Процедура опознания прошла быстро. Пришедший мегалон спрятал детектор и скомандовал:
− Всем идти за мной.
Через пять минут группа подошла к узкому, похожему на щель, проходу. Смыкающиеся на десятиметровой высоте спекшиеся до стеклянной поверхности глыбы отработанной породы, надежно маскировали проход между ними. Если не знать, что эта небольшая выемка не продолжается дальше, то обнаружить щель было невозможно. Черная, с бесчисленными прожилками ярко красного цвета поверхность глыб, служила прекрасной маскировкой, сливаясь в единый сплошной фон. Идущий впереди мегалон ловко скользнул в проход. Боди обернулся к пришедшим с ним мегалонам и сказал:
− Придется потерпеть. Пара порезов только украшают настоящего мегалона.

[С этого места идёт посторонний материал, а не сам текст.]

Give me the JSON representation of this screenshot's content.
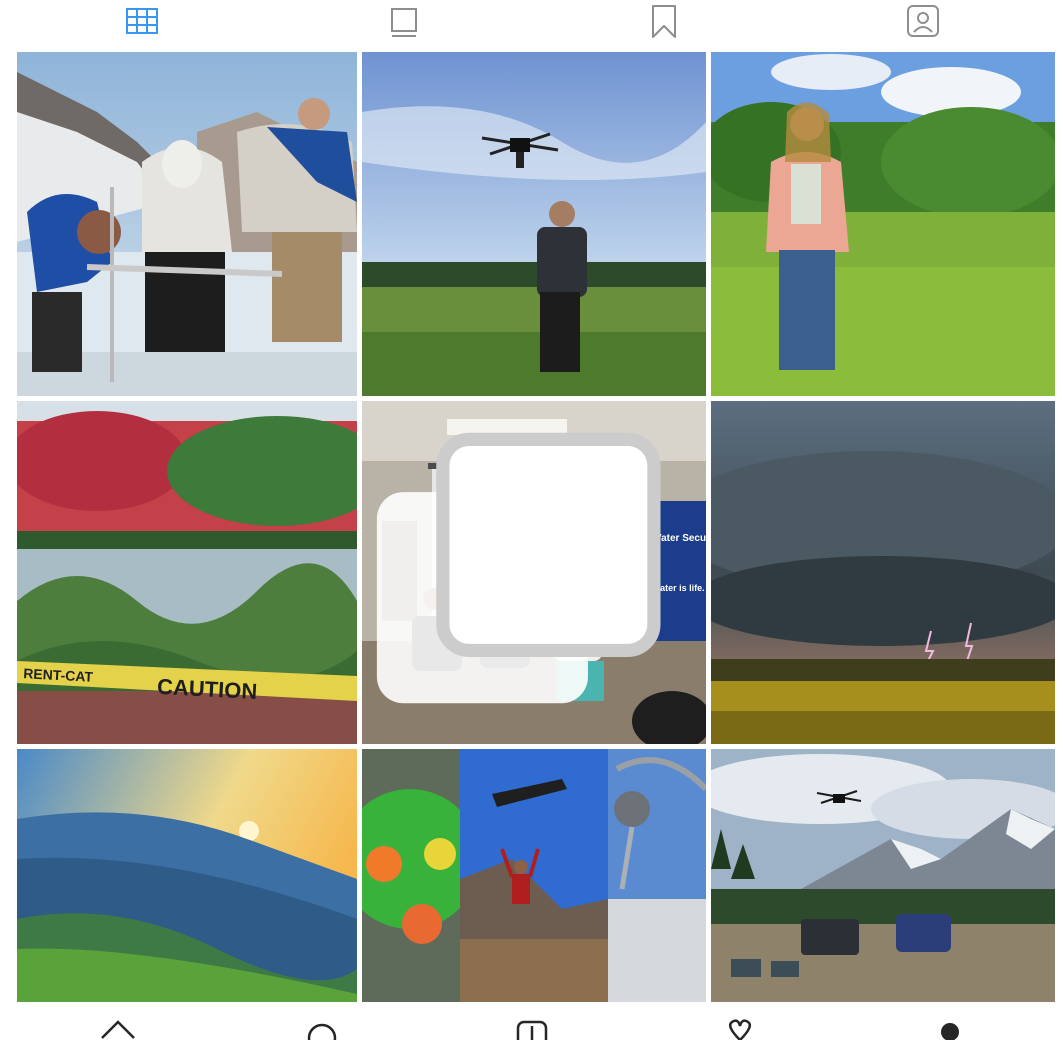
{
  "profile_tabs": [
    {
      "name": "grid",
      "icon": "grid-icon",
      "active": true
    },
    {
      "name": "feed",
      "icon": "feed-icon",
      "active": false
    },
    {
      "name": "saved",
      "icon": "bookmark-icon",
      "active": false
    },
    {
      "name": "tagged",
      "icon": "tagged-icon",
      "active": false
    }
  ],
  "colors": {
    "active": "#3897f0",
    "inactive": "#8e8e8e",
    "text": "#262626"
  },
  "posts": [
    {
      "subject": "glacier-field-crew",
      "multiple": false
    },
    {
      "subject": "drone-over-meadow",
      "multiple": false
    },
    {
      "subject": "woman-in-field",
      "multiple": false
    },
    {
      "subject": "caution-tape-lake",
      "multiple": false
    },
    {
      "subject": "panel-discussion",
      "multiple": true
    },
    {
      "subject": "storm-over-canola",
      "multiple": false
    },
    {
      "subject": "mountain-sunset",
      "multiple": false
    },
    {
      "subject": "research-collage",
      "multiple": false
    },
    {
      "subject": "drone-mountain-camp",
      "multiple": false
    }
  ],
  "screen_text": {
    "caution_tape": "CAUTION",
    "tape_left": "RENT-CAT",
    "banner_title": "Water Security",
    "banner_line": "Water is life."
  },
  "bottom_nav": [
    {
      "name": "home",
      "icon": "home-icon"
    },
    {
      "name": "search",
      "icon": "search-icon"
    },
    {
      "name": "new-post",
      "icon": "add-icon"
    },
    {
      "name": "activity",
      "icon": "heart-icon"
    },
    {
      "name": "profile",
      "icon": "profile-icon"
    }
  ]
}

Одобрительное гмыканье было ему ответом. Минуты через три, протиснувшиеся сквозь щель мегалоны оказались на небольшой, ярко освещенной полной луной площадке. Ее поверхность в дополнение к отраженному свету, светилась слабым флюоресцирующим сиянием, придававшему стоявшим на ней людям странный призрачный вид. На небольшом возвышении стоял Марк. Он ждал, пока вновь прибывшие мегалоны подойдут ближе. Едва они обступили его со всех сторон, Марк сказал:
− Время нас торопит. Так как цели и задачи нашего, пока маленького союза всем известны, то есть, борьба за лучшую долю, то я буду говорить по существу. Мы, свободные мегалоны, хотим, чтобы права и привилегии интеллактов, а также тех людей, которые называют себя жрецами и предиктами в Храме Творения, также принадлежали и нам. То, как мы живем, больше похоже на унизительное рабство. Мы прислуживаем интеллактам, добывая пищу на полях, работаем в концентраторах Ресурса, чтобы интеллакты и жрецы жили, как им заблагорассудиться. Они имеют время, чтобы свободно общаться, иметь свободные семьи, жить дольше чем любой мегалон вдвое, а то и втрое! Вы все, кто сейчас стоит передо мной, знаете, что еще несколько месяцев и для нас наступит срок ухода в Медцентр! Нам жрецы и предикты на Откровении говорят, что так повелели боги Лакки! Но почему?! Разве мы не такие же люди, как и избранные богами Лакки интеллакты и жрецы?! Что в нас есть такого порочного, что мы после двадцати пяти лет должны уходить навсегда, едва почувствовав, что такое жизнь!? Я вас спрашиваю, это и есть милость богов Лакки?!
Собравшиеся глухо зарычали в бессильной ярости. Марк выбросил вперед руку и, потрясая кулаком, с жаром продолжил:
− Нас ублажают подачками, разрешая в короткий миг свободы нажраться эля и как пустые оболочки от пивных контейнеров, таращиться на экраны видеопластов с флетболом. И даже позволяют разбить друг другу морды, чтобы мы выпустили пар! А я вот что вам скажу – нас намеренно оболванивают! Чтобы никто не посмел даже подумать о том, как мы живем!
«Правильно!». «Чтоб так эти бездельники жили, как мы!». «Пусть поковыряются в грязи!». «Давить их, заставить работать наравне с нами!». «Проклятые интеллакты!..».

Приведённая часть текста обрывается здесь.